Sorry we missed your call, they’ll email and add a couple of more sentences before adding their standard, “See ya, gotta run." Mickey, my son in Montana, calls on my birthday and sends a card on Father’s Day. He uses a pay phone for his call so the automated operator always interrupts his three-minute call with a fifteen second warning.

I offer to meet him outside the camp for a get-together but there’s never been a convenient time. Sara and Sasha can’t commit to planning a dinner or lunch together. They do get together with their mother several times a year. Her schedule’s more in tune with theirs.

I’m not sure what’s going on in my world. I got the name of a shrink from a friend; actually I overheard a co-worker on the phone from the adjacent cubicle mention her shrink and how much good she was doing her. I asked her for the shrinks name, said it was for a good friend who needed to speak to someone. I’ll get back to you she said and a day or two later she changed her cubicle and left the name on my voice mail. I called the shrink. She told me she wasn’t taking new patients but would put me on a list for the first opening. That was almost a year ago. I’ve left several messages since, but to no avail.
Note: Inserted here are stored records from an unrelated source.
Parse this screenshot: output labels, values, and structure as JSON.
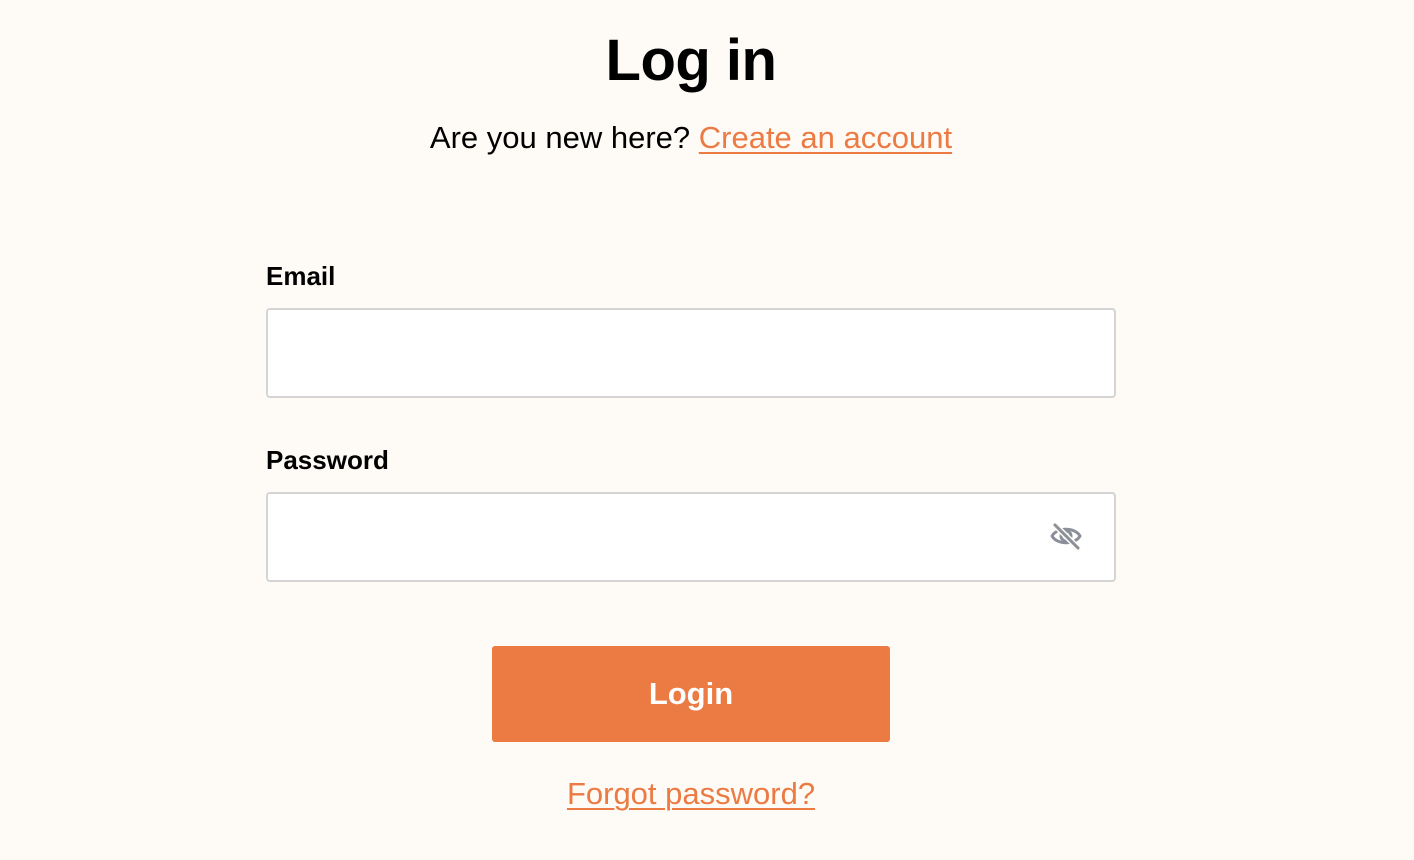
{
  "header": {
    "title": "Log in",
    "new_here_text": "Are you new here?",
    "create_account_link": "Create an account"
  },
  "form": {
    "email": {
      "label": "Email",
      "value": "",
      "placeholder": ""
    },
    "password": {
      "label": "Password",
      "value": "",
      "placeholder": "",
      "visibility_icon": "eye-slash-icon"
    },
    "login_button": "Login",
    "forgot_password_link": "Forgot password?"
  },
  "colors": {
    "background": "#fefaf5",
    "accent": "#ec7a43",
    "text": "#000000",
    "input_border": "#d4d4d4",
    "icon": "#8a8f99"
  }
}
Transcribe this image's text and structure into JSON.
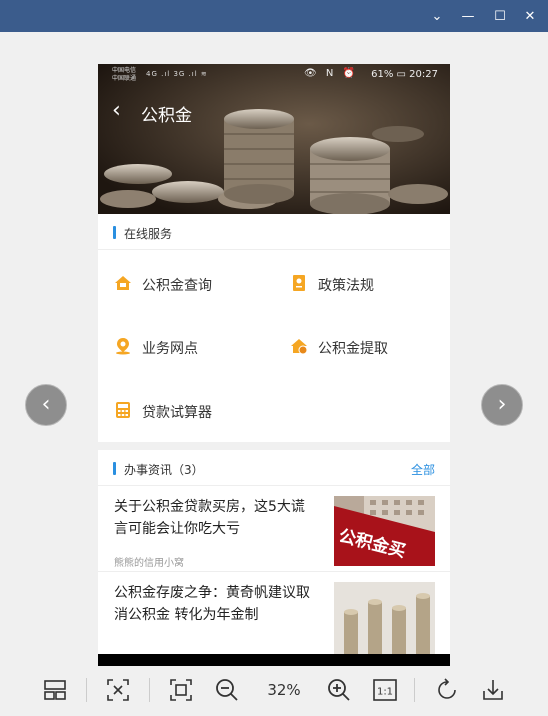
{
  "window": {
    "controls": {
      "chevron": "⌄",
      "minimize": "—",
      "maximize": "☐",
      "close": "✕"
    }
  },
  "viewer": {
    "prev_arrow": "‹",
    "next_arrow": "›",
    "zoom": "32%"
  },
  "phone": {
    "status": {
      "carrier1": "中国电信",
      "carrier2": "中国联通",
      "signal": "4G .ıl 3G .ıl ≋",
      "icons": "👁 N ⏰",
      "battery_time": "61%  ▭ 20:27"
    },
    "header": {
      "back": "‹",
      "title": "公积金"
    },
    "online": {
      "title": "在线服务",
      "items": [
        {
          "label": "公积金查询",
          "icon": "house-icon"
        },
        {
          "label": "政策法规",
          "icon": "document-icon"
        },
        {
          "label": "业务网点",
          "icon": "location-icon"
        },
        {
          "label": "公积金提取",
          "icon": "house-withdraw-icon"
        },
        {
          "label": "贷款试算器",
          "icon": "calculator-icon"
        }
      ]
    },
    "news": {
      "title": "办事资讯（3）",
      "more": "全部",
      "items": [
        {
          "title": "关于公积金贷款买房，这5大谎言可能会让你吃大亏",
          "source": "熊熊的信用小窝",
          "thumb_text": "公积金买"
        },
        {
          "title": "公积金存废之争：黄奇帆建议取消公积金 转化为年金制",
          "source": ""
        }
      ]
    },
    "navbar": {
      "down": "⌄",
      "back": "◁",
      "home": "○",
      "recent": "□"
    }
  },
  "colors": {
    "accent": "#2a8fe0",
    "icon_orange": "#f5a623",
    "titlebar": "#3b5c8c"
  }
}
Last week I called a new psychologist whose ad I saw in the local paper and went in for my session. He asked me why I was there and I told him that I get the feeling that people hide from me. Why do I think that he asked and I told him I didn’t know but then I slipped in a few comments on how uninviting his waiting room was and what he could do to improve it. Try some prints by Steiglitz or Adams I suggested. He asked me if I did that often and I asked did what? Give unsolicited advice he said and I told him that it was one of my strong suits, maybe my strongest.  I have the gift to see simple solutions to other people’s problems, even if they don’t know they’re having a problem. Then I told him he had the wrong kind of chin for bow ties and should consider wearing a turtleneck—it could be your trademark I added. Do you ever have a conversation without giving advice he asked and I told him that he made me sound critical of other people and he said that’s what it sounded like to him and I told him that in his line of work he shouldn’t be quite so sensitive. He said that I was insensitive to other’s feelings and that was probably the root of my problem and since time was about up maybe we could delve into it the next session and I told him that I’d call for an appointment when I had my calendar, but I knew that I wouldn’t because if I walked in and he was wearing a bow tie again I’d have no respect for him. After all, how could I be expected to take advice from someone who couldn’t take good advice himself?